How to Be Truly Supportive
Empathy is essential to help anyone going through a hard time. Understand and acknowledge what they’re going through and offer real help (if you can). Here are some examples of better things you can say…
- “Describe what you’re feeling, I’m listening.”
- “I see that you’re really stressed, anything I can do?”
- “Failure is a part of growth and success.”
- “This is really hard, I’m thinking of you.”
- “I’m here for you both good and bad.”
- “Everyone’s story, abilities, and limitations are different, and that’s okay.
- “I see you. I’m here for you.”
- “Suffering is a part of life, you are not alone.”
- “Sometimes we can draw the short straw in life. How can I support you during this hard time?”
- “That sucks. I’m so sorry you’re going through this.”
Here are some more examples of things you should or should not do…

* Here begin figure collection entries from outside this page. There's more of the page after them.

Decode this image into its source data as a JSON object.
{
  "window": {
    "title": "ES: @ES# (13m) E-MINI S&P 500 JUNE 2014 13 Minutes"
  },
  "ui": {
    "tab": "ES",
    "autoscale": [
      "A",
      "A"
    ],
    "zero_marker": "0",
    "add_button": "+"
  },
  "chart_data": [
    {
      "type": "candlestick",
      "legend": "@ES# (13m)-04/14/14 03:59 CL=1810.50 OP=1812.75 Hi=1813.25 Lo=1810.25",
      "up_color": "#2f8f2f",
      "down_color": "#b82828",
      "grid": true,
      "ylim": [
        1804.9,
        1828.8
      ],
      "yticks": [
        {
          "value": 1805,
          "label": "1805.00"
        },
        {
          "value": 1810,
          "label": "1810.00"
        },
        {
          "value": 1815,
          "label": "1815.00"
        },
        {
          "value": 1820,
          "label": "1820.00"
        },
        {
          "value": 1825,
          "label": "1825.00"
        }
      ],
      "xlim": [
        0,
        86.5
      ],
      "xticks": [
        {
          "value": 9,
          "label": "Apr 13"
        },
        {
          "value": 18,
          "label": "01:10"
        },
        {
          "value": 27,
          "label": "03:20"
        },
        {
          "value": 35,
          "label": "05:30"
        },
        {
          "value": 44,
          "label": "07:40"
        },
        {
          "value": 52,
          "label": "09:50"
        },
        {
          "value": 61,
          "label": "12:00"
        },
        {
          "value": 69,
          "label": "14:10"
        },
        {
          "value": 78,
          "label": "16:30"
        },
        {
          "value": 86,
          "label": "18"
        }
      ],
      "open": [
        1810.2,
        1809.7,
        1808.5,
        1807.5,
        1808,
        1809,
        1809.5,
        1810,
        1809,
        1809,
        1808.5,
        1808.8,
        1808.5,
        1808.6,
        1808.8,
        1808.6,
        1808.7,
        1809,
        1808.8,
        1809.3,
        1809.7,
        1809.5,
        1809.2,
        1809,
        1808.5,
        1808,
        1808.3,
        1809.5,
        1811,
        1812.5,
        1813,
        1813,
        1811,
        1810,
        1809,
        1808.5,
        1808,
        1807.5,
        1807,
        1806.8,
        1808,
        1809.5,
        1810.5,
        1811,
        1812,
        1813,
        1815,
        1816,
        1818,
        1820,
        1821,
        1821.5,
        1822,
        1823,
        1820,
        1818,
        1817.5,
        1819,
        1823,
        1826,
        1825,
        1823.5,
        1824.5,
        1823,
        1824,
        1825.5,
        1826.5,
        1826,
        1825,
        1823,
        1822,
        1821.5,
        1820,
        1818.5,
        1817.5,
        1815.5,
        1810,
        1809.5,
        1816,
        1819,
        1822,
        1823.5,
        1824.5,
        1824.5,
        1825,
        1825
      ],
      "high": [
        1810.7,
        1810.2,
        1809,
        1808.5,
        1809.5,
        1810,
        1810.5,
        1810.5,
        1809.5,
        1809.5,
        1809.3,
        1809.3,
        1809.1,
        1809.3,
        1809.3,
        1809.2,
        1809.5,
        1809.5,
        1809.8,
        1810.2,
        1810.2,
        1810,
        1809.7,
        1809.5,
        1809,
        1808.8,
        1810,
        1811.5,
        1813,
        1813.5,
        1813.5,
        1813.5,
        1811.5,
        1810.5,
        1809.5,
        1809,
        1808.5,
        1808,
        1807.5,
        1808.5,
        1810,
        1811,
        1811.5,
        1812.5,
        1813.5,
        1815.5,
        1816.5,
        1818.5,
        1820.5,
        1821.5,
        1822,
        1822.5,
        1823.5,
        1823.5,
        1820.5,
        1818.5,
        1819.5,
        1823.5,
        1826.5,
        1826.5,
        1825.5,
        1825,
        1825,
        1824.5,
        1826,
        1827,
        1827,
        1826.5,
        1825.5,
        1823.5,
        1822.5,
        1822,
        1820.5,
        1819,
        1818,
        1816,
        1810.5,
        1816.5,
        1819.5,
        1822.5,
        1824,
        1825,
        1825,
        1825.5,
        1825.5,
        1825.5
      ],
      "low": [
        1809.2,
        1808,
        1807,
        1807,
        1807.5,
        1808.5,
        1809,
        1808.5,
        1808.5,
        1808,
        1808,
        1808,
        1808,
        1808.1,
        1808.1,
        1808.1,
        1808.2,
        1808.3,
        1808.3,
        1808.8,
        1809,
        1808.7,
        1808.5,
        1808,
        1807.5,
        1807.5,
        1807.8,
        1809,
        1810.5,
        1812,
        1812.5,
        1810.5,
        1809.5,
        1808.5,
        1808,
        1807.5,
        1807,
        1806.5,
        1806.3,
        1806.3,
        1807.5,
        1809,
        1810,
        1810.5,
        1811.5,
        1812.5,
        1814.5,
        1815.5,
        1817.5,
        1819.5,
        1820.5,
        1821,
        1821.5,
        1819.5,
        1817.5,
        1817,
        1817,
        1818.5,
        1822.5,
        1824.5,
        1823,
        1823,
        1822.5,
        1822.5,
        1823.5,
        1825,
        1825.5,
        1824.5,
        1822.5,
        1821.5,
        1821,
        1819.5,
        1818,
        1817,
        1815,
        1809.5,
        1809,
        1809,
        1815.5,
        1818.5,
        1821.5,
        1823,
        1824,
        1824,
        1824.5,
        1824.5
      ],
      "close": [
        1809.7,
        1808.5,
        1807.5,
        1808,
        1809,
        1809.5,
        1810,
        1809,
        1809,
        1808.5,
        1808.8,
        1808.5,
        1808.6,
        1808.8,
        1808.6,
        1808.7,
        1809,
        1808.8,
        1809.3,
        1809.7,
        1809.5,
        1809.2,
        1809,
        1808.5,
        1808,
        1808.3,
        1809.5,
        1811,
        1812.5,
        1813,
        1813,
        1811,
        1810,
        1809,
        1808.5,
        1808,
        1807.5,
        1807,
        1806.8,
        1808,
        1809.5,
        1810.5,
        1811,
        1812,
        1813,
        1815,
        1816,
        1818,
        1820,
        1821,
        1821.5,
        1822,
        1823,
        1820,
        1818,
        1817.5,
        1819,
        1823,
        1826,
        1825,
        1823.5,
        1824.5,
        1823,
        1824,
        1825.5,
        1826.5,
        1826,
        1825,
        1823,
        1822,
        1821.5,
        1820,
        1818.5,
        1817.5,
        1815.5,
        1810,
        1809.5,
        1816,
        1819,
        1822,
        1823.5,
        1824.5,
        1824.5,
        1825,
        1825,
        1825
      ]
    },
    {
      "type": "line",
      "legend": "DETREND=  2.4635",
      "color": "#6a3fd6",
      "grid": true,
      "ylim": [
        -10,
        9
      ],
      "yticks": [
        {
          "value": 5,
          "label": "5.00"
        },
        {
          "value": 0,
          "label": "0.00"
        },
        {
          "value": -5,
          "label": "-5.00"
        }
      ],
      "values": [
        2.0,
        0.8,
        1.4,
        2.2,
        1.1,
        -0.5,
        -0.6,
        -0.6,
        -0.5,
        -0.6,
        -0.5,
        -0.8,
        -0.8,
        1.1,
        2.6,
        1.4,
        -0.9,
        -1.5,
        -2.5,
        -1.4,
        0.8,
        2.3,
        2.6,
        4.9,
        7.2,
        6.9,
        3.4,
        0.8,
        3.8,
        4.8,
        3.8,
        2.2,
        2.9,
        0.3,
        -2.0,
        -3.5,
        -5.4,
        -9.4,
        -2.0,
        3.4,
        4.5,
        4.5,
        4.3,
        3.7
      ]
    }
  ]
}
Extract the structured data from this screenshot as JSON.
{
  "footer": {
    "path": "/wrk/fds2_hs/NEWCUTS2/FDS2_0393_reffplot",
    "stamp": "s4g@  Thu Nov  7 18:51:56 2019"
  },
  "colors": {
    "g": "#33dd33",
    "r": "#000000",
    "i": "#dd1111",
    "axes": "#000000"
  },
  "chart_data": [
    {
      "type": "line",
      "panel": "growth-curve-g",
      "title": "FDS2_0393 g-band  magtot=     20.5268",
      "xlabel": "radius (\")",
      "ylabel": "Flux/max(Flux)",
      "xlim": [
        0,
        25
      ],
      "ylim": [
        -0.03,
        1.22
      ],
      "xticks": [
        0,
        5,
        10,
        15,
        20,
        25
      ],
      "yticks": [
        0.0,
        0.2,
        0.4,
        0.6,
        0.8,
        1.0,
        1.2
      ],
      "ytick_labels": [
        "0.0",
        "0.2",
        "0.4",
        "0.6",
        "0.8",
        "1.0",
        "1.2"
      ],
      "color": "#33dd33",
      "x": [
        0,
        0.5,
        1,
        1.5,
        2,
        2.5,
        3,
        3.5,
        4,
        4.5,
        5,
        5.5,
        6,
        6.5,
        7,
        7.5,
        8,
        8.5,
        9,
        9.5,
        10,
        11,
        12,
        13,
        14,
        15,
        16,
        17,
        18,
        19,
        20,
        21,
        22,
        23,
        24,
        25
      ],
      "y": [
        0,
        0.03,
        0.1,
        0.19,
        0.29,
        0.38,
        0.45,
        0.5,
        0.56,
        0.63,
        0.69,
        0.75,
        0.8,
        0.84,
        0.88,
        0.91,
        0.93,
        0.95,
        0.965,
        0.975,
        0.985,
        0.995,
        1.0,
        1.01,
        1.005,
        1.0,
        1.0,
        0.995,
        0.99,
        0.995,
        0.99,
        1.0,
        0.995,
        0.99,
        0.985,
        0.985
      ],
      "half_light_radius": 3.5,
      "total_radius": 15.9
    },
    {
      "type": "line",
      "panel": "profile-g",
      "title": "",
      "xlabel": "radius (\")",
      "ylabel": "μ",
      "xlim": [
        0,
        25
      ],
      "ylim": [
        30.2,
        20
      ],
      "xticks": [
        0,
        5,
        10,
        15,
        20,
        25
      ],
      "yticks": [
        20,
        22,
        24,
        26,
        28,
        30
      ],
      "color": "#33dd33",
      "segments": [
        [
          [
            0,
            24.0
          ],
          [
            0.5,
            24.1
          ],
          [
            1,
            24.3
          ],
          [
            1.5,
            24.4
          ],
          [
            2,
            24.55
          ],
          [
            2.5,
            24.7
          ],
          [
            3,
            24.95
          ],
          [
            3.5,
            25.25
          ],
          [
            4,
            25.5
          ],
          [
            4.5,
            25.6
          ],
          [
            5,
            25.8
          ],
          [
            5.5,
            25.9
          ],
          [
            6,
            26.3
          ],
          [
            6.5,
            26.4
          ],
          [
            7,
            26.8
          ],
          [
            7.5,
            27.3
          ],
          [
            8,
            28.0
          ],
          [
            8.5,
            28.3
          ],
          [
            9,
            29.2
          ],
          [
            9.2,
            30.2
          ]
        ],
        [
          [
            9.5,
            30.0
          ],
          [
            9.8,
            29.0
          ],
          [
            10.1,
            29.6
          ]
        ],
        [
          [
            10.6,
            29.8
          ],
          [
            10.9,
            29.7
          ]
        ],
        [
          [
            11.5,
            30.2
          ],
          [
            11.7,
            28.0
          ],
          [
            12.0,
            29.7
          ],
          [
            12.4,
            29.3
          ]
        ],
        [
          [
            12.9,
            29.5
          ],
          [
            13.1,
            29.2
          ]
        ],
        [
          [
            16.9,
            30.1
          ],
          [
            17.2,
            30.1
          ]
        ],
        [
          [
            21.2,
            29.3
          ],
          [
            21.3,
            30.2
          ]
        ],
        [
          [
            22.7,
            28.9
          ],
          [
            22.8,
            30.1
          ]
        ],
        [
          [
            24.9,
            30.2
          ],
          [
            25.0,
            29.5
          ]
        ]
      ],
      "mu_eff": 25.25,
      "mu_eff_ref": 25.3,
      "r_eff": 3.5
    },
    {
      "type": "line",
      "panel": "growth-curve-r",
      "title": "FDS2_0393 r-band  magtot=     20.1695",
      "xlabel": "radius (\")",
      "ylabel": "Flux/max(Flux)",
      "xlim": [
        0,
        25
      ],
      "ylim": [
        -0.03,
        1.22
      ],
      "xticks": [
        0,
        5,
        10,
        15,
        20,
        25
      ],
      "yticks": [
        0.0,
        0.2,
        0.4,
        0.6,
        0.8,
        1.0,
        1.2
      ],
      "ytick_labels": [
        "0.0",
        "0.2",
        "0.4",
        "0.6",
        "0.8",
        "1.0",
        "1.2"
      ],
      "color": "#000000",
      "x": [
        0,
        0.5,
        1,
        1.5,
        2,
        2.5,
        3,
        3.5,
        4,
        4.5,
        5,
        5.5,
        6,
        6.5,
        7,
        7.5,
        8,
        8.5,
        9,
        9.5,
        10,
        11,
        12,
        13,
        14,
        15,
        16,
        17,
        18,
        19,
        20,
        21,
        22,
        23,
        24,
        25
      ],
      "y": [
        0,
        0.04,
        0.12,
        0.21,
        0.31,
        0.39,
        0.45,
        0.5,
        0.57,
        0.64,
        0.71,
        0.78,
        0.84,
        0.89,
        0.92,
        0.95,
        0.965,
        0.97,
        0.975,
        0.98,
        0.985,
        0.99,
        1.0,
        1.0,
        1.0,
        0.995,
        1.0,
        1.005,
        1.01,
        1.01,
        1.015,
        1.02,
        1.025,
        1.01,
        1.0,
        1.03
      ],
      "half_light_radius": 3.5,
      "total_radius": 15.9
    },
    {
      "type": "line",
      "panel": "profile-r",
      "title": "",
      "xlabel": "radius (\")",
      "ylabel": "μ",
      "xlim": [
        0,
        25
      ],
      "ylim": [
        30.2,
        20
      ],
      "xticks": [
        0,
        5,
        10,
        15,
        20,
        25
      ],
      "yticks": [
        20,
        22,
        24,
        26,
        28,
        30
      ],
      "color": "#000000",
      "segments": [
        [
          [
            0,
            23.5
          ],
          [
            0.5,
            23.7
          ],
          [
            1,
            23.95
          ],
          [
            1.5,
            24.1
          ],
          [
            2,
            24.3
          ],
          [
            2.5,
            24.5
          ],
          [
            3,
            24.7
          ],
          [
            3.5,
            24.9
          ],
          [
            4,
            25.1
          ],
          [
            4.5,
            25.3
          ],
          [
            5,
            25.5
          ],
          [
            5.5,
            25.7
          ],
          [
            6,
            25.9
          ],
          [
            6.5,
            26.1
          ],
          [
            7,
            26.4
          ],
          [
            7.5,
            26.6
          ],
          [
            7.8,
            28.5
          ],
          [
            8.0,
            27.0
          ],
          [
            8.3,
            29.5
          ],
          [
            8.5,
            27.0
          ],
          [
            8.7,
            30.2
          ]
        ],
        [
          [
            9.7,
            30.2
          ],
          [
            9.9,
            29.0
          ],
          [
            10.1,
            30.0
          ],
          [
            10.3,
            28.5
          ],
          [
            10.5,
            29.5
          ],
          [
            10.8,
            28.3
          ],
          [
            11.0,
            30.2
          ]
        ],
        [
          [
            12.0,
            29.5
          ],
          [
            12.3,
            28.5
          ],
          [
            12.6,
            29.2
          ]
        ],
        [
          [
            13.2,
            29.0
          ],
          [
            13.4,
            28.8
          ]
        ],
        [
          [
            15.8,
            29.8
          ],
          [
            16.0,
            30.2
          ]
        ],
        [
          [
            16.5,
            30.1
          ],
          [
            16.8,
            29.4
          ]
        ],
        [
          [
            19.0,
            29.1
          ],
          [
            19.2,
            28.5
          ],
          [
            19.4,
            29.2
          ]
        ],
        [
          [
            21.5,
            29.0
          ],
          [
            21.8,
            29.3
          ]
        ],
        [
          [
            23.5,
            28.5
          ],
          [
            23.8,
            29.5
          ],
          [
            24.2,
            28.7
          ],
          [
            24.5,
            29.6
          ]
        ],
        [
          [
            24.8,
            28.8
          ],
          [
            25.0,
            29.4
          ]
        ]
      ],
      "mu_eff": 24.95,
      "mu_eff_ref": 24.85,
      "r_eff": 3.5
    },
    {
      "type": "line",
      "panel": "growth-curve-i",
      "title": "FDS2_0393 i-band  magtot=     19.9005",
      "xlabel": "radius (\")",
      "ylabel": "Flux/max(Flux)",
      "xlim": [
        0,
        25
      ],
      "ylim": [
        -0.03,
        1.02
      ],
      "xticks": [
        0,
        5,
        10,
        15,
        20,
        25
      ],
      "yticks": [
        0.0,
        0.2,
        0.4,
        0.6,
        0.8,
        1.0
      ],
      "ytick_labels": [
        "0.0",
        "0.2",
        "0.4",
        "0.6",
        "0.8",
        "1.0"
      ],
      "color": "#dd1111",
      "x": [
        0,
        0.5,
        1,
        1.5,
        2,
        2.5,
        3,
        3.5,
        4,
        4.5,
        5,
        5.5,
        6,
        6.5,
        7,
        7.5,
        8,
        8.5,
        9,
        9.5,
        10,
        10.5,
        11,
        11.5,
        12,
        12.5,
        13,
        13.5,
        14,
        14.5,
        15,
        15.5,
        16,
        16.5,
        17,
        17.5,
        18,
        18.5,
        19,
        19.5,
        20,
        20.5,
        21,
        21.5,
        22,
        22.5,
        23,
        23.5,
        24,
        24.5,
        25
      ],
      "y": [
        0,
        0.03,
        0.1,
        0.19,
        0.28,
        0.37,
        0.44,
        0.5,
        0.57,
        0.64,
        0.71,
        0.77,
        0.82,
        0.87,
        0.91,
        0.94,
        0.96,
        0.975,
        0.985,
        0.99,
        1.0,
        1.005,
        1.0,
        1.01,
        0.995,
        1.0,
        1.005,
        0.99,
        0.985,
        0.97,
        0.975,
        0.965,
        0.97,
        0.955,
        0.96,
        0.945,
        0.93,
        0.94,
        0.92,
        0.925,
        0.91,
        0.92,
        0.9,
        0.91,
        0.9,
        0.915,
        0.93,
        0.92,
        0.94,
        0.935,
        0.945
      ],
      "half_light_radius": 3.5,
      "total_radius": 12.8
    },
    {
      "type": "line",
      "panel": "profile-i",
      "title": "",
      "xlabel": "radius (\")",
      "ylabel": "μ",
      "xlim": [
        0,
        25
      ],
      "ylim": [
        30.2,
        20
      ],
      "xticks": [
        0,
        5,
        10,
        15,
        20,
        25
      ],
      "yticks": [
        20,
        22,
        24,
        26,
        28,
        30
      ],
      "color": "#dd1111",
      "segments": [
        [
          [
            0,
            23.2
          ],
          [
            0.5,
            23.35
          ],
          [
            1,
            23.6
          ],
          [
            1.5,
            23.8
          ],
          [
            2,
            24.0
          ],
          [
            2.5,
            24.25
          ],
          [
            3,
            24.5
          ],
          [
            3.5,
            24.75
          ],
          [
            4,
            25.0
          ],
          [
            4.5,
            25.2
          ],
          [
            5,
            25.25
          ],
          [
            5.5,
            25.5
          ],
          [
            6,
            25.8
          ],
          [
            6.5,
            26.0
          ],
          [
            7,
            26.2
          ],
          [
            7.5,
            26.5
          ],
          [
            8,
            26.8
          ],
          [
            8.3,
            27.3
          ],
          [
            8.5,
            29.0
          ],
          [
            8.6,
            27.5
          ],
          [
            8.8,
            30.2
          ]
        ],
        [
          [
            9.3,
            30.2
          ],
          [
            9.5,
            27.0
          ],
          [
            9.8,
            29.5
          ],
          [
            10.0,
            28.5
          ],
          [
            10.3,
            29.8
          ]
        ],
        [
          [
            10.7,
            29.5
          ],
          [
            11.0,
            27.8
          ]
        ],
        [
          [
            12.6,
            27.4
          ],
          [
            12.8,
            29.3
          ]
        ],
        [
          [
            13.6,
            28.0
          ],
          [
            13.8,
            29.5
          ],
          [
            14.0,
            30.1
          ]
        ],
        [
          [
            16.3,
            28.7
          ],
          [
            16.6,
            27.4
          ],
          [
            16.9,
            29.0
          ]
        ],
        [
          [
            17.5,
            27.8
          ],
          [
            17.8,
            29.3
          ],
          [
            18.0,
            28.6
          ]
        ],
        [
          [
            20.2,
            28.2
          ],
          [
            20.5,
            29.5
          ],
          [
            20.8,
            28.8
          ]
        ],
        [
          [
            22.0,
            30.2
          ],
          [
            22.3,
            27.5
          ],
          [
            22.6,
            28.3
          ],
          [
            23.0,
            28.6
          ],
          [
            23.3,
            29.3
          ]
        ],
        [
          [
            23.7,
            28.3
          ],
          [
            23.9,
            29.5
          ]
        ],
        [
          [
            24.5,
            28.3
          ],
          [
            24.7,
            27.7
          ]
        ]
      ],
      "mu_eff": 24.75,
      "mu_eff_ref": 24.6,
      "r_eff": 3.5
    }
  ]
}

- Don’t over-compliment on how someone’s lost weight. It highlights that they were overweight before and might hit their self-esteem.
- Don’t only post perfect photos on social media.
- Do become more comfortable with dealing with negative emotions.
- Don’t make someone else’s job sound easier than yours.
- Don’t one-up another person’s pain, show respect.
- Don’t tell someone to just smile or laugh it off.
- Do offer real help (even if it’s something small).
- Don’t pretend there’s nothing wrong.
- Do ask before giving physical consolation.
Toxic Positivity Conclusion
It’s a tricky thing. Many of us do this without even realizing it. And if you’ve done it in the past, use it as motivation to learn new ways to be a better, more empathetic person. It might take some time to break old, bad habits, but that’s okay!